The data are excellent that radiation therapy, especially when combined with chemotherapy, can decrease the local failure rate. This is shown by a Swedish study of preoperative radiation therapy compared with surgery,¹²⁶ the Dutch TME trial in the preoperative setting,⁷⁶ and by multiple studies in the postoperative setting.^127–132 There are also excellent data to show that locoregional failure is decreased by the use of radiation therapy and is further decreased by the use of concurrent 5-FU–based chemotherapy (Table 60.3).^127,128,133 Most studies have demonstrated that local failure decreases by about 50% with the use of adjuvant radiation therapy, with a greater effect when concurrent 5-FU is used with irradiation. This appears to provide a strong justification for the use of adjuvant radiation therapy. What is less clear is whether trimodality therapy with radiation therapy improves survival, if radiochemotherapy should be given preoperatively or postoperatively, and precisely which patients should be irradiated. To that effect, Schrag et al.¹³⁴ investigated the use of a neoadjuvant chemotherapy utilizing a 5-FU–leucovorin-oxaliplatin (FOLFOX)-based regimen, with selective use of chemoradiation therapy only in those patients who had failed to demonstrate tumor improvement on neoadjuvant chemotherapy. Of the 30 patients treated without radiation therapy in this small pilot trial, none experienced local recurrence with a minimum follow-up of 4 years.¹³⁴ Three patients experienced distant failure, all in the lungs. This interesting pilot trial has led to the current phase 3 cooperative group trial comparing this approach of neoadjuvant chemotherapy plus selective use of radiation versus standard neoadjuvant chemoradiation therapy. Pending any new information from this randomized trial, neoadjuvant chemoradiation therapy remains appropriate standard practice.

DOES ADJUVANT RADIATION THERAPY IMPACT SURVIVAL?
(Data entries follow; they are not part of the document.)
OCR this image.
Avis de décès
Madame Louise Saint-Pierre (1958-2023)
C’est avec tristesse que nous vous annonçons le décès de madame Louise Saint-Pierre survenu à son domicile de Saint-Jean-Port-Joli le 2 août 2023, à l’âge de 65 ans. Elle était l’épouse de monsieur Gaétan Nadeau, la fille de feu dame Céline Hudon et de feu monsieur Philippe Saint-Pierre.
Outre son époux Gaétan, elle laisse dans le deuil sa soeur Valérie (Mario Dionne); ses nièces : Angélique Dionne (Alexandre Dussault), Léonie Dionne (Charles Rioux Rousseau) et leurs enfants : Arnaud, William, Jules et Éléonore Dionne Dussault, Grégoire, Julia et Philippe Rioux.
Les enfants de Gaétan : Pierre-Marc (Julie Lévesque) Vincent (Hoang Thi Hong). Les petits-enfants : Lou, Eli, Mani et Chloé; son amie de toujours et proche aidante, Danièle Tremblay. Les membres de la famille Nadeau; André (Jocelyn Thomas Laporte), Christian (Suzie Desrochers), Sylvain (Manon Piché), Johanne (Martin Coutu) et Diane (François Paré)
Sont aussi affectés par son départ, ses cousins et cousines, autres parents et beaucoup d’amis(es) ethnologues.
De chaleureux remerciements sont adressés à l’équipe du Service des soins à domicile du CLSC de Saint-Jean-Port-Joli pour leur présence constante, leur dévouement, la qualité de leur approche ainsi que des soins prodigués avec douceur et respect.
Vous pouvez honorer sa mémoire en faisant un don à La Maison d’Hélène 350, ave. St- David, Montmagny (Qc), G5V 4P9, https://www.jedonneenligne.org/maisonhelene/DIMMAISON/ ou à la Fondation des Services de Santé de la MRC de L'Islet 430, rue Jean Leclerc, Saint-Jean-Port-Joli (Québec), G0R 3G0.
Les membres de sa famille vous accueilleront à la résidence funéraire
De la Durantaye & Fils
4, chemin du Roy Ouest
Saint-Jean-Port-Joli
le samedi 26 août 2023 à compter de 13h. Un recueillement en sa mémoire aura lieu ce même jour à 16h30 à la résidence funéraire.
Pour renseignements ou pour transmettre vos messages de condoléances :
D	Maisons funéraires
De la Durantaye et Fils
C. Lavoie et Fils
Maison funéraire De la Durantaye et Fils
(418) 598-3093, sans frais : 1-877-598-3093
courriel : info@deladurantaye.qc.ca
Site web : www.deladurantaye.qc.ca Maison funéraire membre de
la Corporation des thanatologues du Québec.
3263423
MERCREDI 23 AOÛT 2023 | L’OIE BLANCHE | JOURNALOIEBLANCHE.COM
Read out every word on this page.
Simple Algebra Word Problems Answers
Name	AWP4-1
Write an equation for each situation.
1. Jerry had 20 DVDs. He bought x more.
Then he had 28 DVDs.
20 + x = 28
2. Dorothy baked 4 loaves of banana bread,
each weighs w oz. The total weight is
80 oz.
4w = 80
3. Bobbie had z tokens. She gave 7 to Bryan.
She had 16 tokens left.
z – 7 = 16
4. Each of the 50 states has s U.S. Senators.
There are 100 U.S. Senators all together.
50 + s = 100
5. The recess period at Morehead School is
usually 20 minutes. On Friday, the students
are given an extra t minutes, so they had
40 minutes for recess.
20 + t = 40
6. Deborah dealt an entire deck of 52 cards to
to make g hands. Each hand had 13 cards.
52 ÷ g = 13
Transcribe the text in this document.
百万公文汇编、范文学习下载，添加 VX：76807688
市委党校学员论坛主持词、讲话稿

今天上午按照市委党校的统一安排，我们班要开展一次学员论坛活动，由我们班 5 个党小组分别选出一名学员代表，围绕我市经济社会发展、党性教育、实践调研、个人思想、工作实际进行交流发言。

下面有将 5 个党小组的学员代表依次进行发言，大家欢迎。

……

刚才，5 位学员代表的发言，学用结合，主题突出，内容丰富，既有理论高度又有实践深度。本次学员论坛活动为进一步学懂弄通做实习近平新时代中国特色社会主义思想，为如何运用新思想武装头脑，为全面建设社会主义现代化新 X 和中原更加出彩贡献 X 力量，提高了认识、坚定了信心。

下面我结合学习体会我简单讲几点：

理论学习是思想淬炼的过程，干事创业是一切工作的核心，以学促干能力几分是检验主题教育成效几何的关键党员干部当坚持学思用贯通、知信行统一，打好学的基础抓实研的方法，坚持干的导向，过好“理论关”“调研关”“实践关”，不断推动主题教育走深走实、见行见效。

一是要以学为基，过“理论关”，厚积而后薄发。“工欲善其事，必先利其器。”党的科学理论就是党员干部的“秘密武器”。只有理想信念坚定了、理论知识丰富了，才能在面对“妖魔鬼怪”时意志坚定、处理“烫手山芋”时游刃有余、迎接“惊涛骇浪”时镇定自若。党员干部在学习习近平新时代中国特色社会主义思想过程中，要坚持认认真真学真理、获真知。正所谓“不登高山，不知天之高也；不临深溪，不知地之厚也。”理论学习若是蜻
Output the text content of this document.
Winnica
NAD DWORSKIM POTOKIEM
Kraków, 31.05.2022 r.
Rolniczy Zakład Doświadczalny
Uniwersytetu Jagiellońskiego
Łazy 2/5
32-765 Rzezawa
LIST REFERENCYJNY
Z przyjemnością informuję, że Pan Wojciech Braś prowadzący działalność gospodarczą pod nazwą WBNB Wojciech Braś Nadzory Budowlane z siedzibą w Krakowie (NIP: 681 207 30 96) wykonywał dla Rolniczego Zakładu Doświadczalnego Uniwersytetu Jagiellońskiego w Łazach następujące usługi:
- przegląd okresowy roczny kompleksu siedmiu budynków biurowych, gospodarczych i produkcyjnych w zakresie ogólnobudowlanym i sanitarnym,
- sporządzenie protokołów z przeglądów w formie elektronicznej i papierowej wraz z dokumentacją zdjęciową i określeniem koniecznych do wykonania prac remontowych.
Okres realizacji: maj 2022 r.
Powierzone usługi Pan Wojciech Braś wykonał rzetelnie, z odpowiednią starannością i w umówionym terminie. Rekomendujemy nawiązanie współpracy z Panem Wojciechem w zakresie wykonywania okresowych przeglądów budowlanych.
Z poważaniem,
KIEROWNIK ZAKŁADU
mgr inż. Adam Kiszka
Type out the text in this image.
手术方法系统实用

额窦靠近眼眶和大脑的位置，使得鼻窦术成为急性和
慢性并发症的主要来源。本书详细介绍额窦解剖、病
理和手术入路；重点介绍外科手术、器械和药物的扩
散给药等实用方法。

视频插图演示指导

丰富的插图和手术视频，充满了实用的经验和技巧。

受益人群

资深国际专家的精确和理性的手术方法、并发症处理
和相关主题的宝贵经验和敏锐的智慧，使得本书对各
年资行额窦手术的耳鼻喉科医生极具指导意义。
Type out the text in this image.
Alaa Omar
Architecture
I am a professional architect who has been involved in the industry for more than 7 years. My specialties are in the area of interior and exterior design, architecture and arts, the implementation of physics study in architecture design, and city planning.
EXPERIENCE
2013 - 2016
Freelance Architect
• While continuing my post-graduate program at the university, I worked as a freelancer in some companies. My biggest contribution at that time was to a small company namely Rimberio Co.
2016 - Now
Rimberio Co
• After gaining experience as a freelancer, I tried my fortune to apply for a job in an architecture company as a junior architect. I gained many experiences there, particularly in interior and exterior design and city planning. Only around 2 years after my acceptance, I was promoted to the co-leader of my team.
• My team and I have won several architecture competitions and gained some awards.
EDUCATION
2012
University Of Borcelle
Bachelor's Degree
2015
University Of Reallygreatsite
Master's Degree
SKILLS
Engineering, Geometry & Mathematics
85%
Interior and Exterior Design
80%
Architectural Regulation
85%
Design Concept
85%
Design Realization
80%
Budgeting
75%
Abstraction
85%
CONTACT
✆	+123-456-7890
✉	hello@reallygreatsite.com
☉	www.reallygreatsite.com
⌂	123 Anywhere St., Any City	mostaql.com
Although there have been multiple randomized trials addressing the use of adjuvant radiation therapy or chemoradiation therapy, and although they consistently show an improvement in local control with adjuvant radiation therapy, the survival outcome data have been mixed. In the past, there have been two meta-analyses performed.^135,136 Table 60.4 shows the results of a meta-analysis by Camma et al.¹³⁶ showing a decreased local recurrence rate, cancer mortality rate, and overall mortality rate with the use of preoperative radiation therapy, although without a decrease in distant metastasis rate. The Colorectal Cancer Collaborative Group study (Table 60.5) demonstrates no improvement in the likelihood of curative surgery with preoperative therapy or of OS with all types of radiation therapy combined.¹³⁵ Preoperative radiation therapy, however, was shown to improve local control, DFS, and OS compared with surgery alone, although deaths within the first year after surgery were higher after radiation therapy. Local recurrence with preoperative radiation therapy was 46% lower than surgery alone, and cancer deaths were decreased from 50% to 45%. Postoperative radiation therapy was shown to improve local control (although less than preoperative therapy), but did not impact long-term survival. Lending substantial strength to the conclusion that there was a true advantage to radiation therapy is the fact that there was a dose response demonstrated for the radiation effect on local control (i.e., better control was obtained with higher radiation dose). This observation strengthens the conclusion, as it demonstrates a direct correlation between the amount of therapy and outcome. The data from this analysis are heavily influenced by the results of a single Swedish study that showed a long-term survival advantage to the use of preoperative radiation therapy compared with surgery alone.¹²⁶ Thus, these data show that improving local control with the use of radiation therapy (and presumably with concurrent chemoradiation therapy) is beneficial, and that trimodality therapy, especially when chemoradiation therapy is used preoperatively, can improve survival.